ベトナムの工業用不動産市場では、入居企業が「スピード」と「柔軟性」を最優先する傾向が強まっている。Savills(ベトナムにも拠点を有するグローバル不動産サービス企業)によると、2025年上半期における新規FDI製造プロジェクト759件のうち54%が、土地を取得して建設する代わりに、あらかじめ建設された賃貸工場(RBF)を選択した。
インドチャイナ・キャピタル(Indochina Capital、ベトナムを拠点とする不動産投資・開発および資産運用会社)によれば、ベトナムは地政学的に有利な位置にあり、欧米資本を含む新たな投資の流入が続く。「中国+1」戦略を背景に、生産拠点を迅速に立ち上げられるRBFや賃貸倉庫(RBW)の需要が急増している。こうした施設は初期投資を抑え、行政手続きを回避できる点で中小企業に適している。
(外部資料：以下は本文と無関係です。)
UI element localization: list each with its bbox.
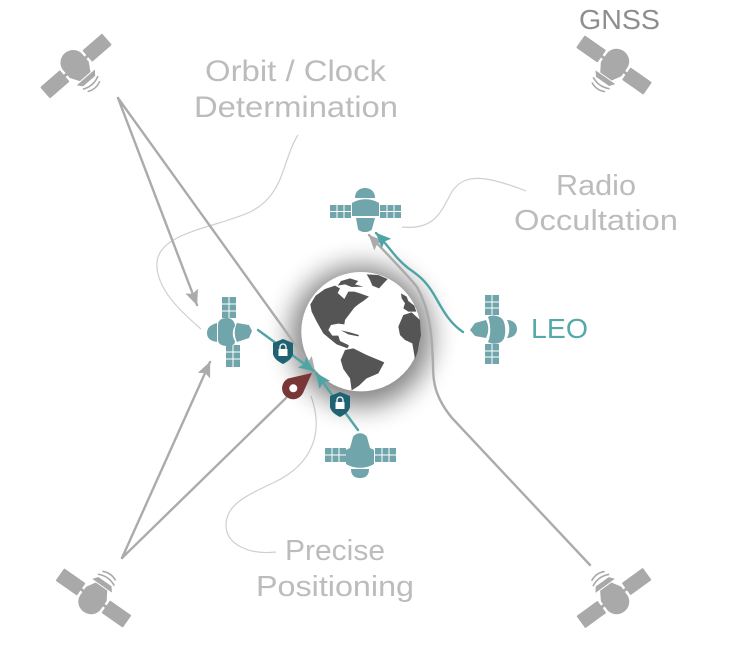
GNSS signal lines [118,98,590,565]
label: Radio Occultation: Radio [556,170,636,202]
label: Precise Positioning: Precise [285,535,385,567]
continent: Europe [401,293,416,312]
continent: South America [341,348,384,390]
continent: North America [310,286,369,348]
continent: Africa [398,312,421,359]
LEO satellite top (radio occultation) [330,188,401,232]
GNSS satellite bottom left [50,551,144,635]
globe [301,272,421,391]
callout lines [157,135,526,553]
continent: Caribbean islands [341,330,359,347]
GNSS satellite bottom right [564,550,657,636]
label: Precise Positioning: Positioning [256,571,414,603]
label: GNSS: GNSS [579,4,660,35]
position pin [282,373,312,399]
LEO satellite left [207,297,252,367]
GNSS satellite top left [34,26,126,115]
continent: Arctic islands [338,278,363,287]
lock shield 2 [330,392,350,417]
label: LEO: LEO [531,313,588,344]
LEO links [258,233,463,430]
GNSS satellite top right [564,28,657,112]
lock shield 1 [273,339,293,364]
continent: Greenland [367,274,388,288]
LEO satellite bottom [325,433,396,478]
label: Orbit / Clock Determination [194,55,398,124]
globe shadow [290,265,432,407]
label: Radio Occultation [514,170,678,237]
label: Orbit / Clock Determination: Orbit / Clock [205,55,387,88]
label: Radio Occultation: Occultation [514,205,678,237]
label: Precise Positioning [256,535,414,603]
label: Orbit / Clock Determination: Determination [194,91,398,124]
LEO satellite right [470,295,517,364]
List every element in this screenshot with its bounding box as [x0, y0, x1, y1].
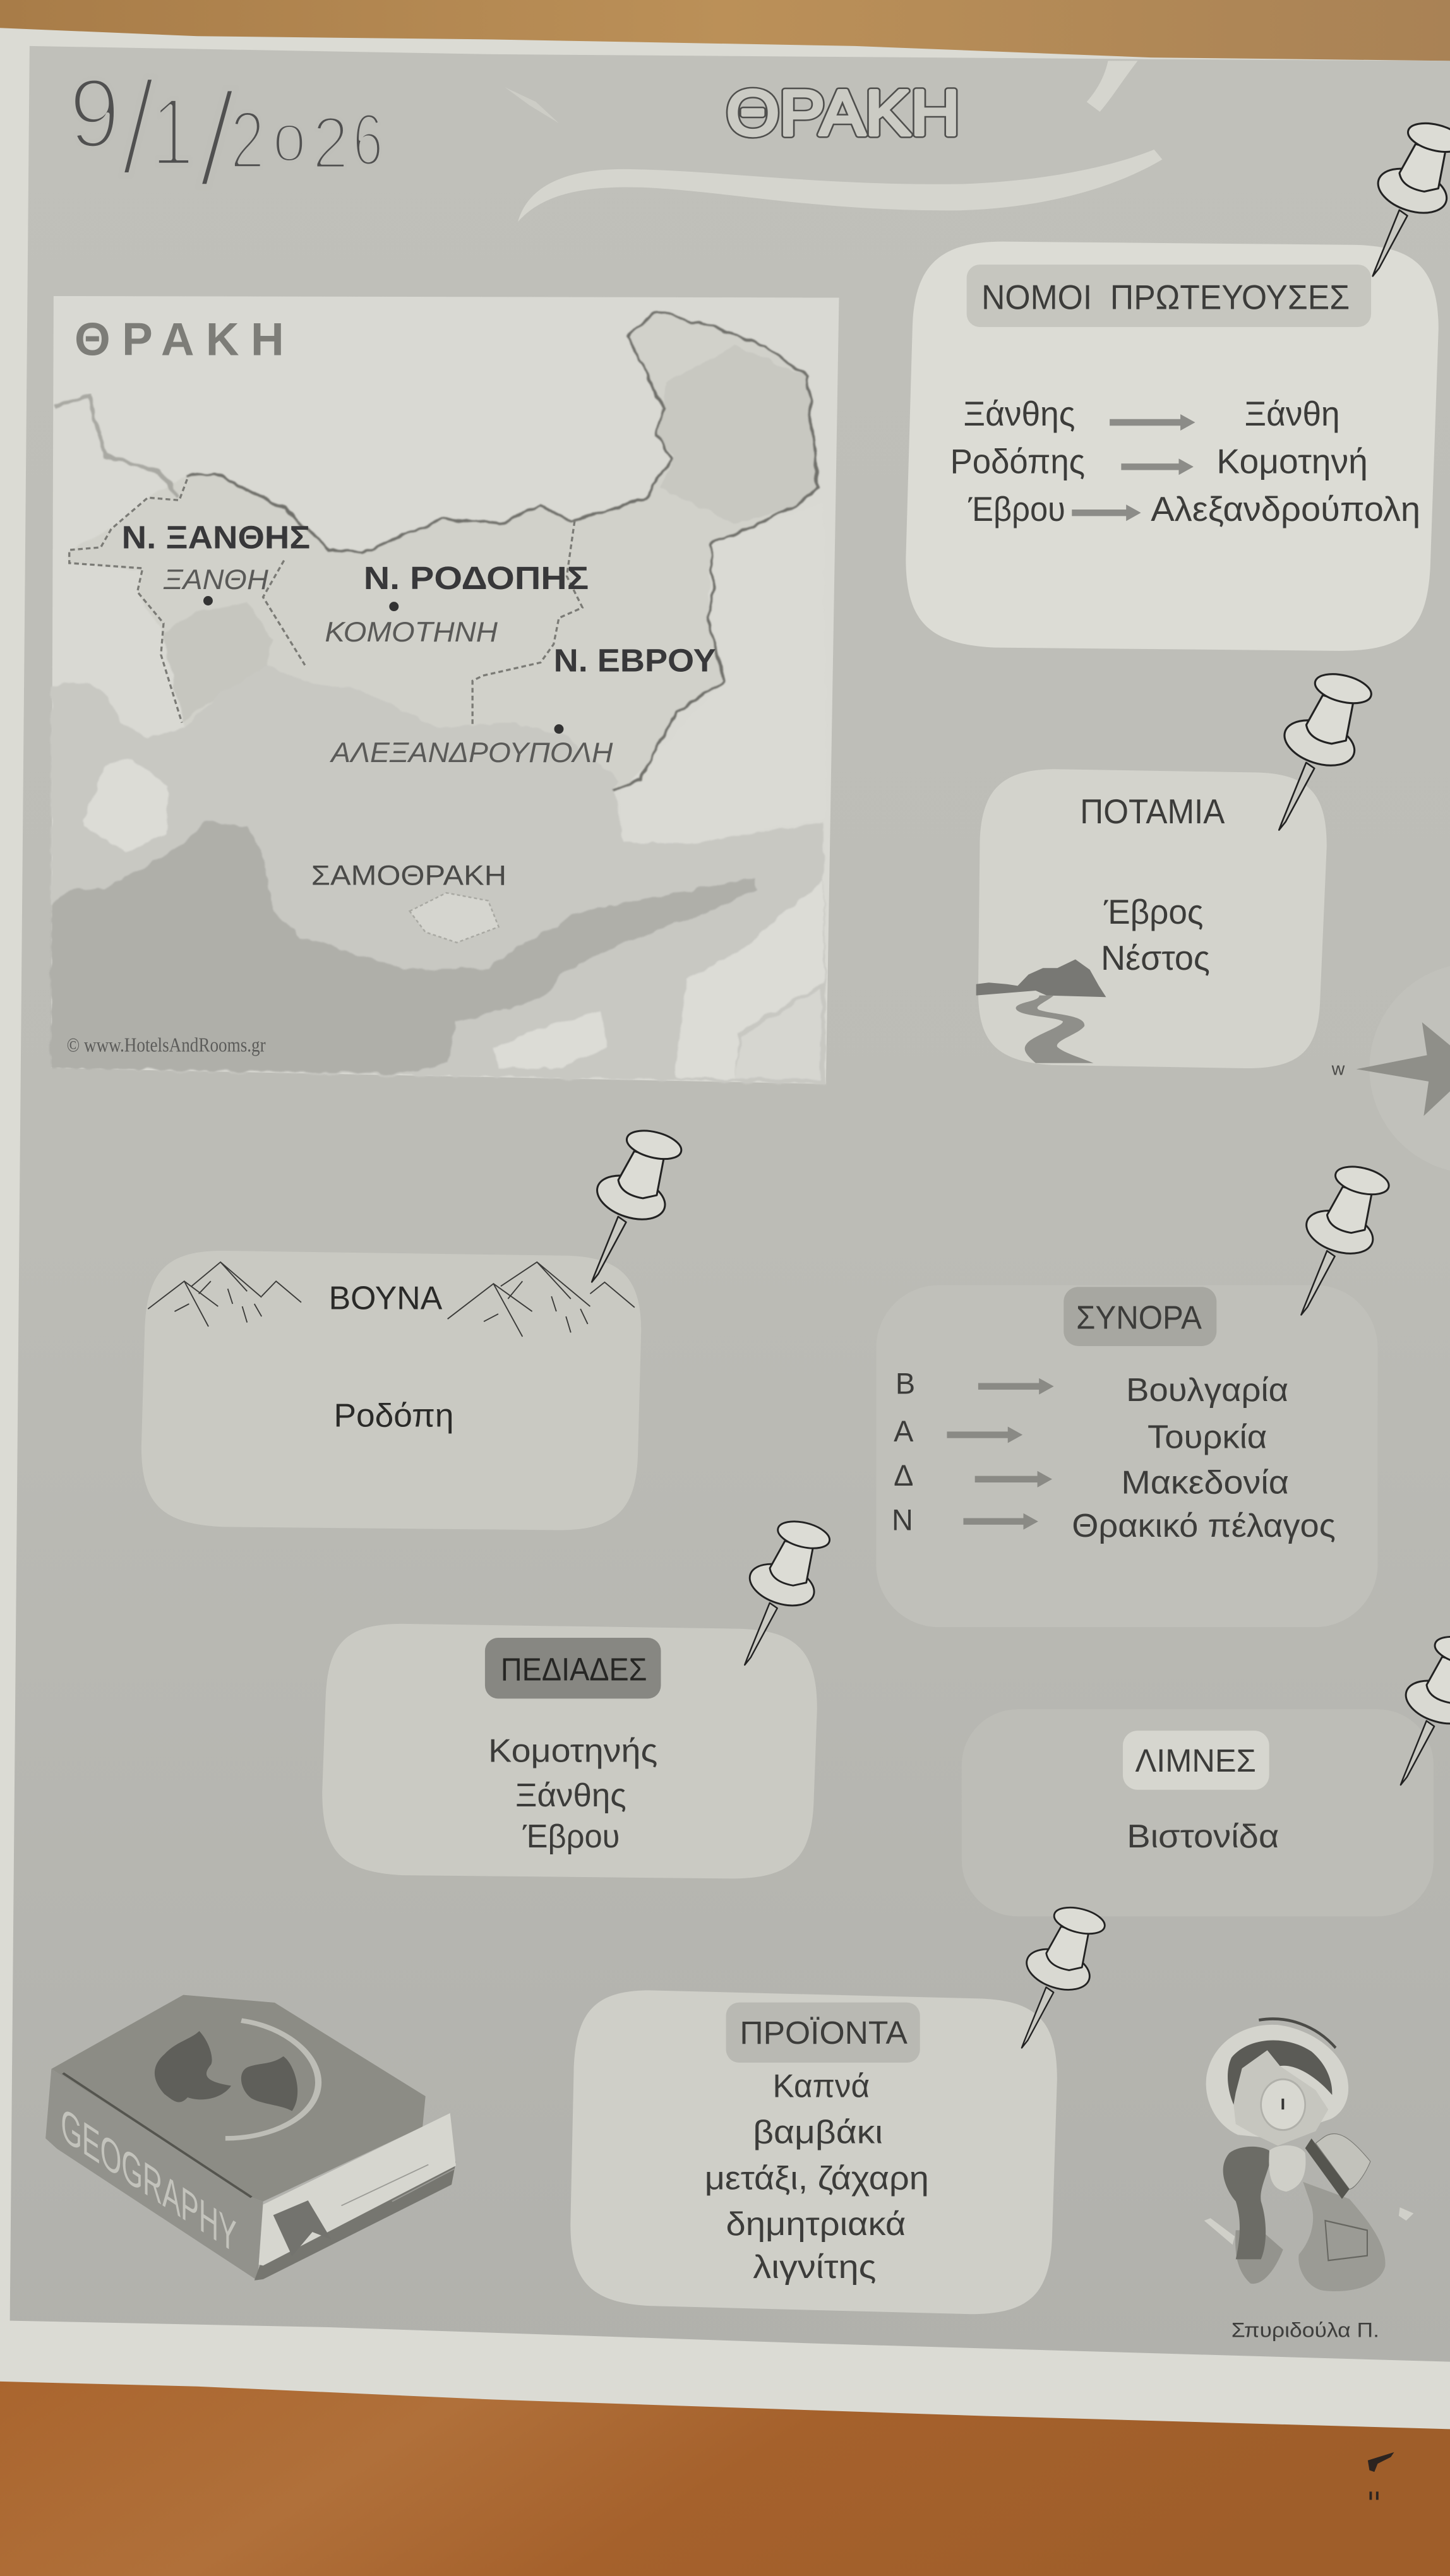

CBRE社(ベトナムで不動産仲介、評価、コンサルティングサービスを提供する会社)の報告では、南部工業地帯におけるRBFの稼働率は約89%、RBWは72%に達した。特にホーチミン市、ドンナイ省、バクニン省、ハイフォン市などで供給が集中し、外国企業の関心を集めている。生産と保管を兼ね備えた機能性の高さから、倉庫よりも工場型の需要が優勢である。
インドチャイナ・カジマ社(Indochina Kajima)は、クアンニン、ハイズオン、フートーなど戦略拠点でRBFを展開し、稼働率は好調に推移している。こうした動きは、世界的な供給網再編の中で、ベトナムが「即時稼働型」製造拠点として地位を確立しつつあることを示している。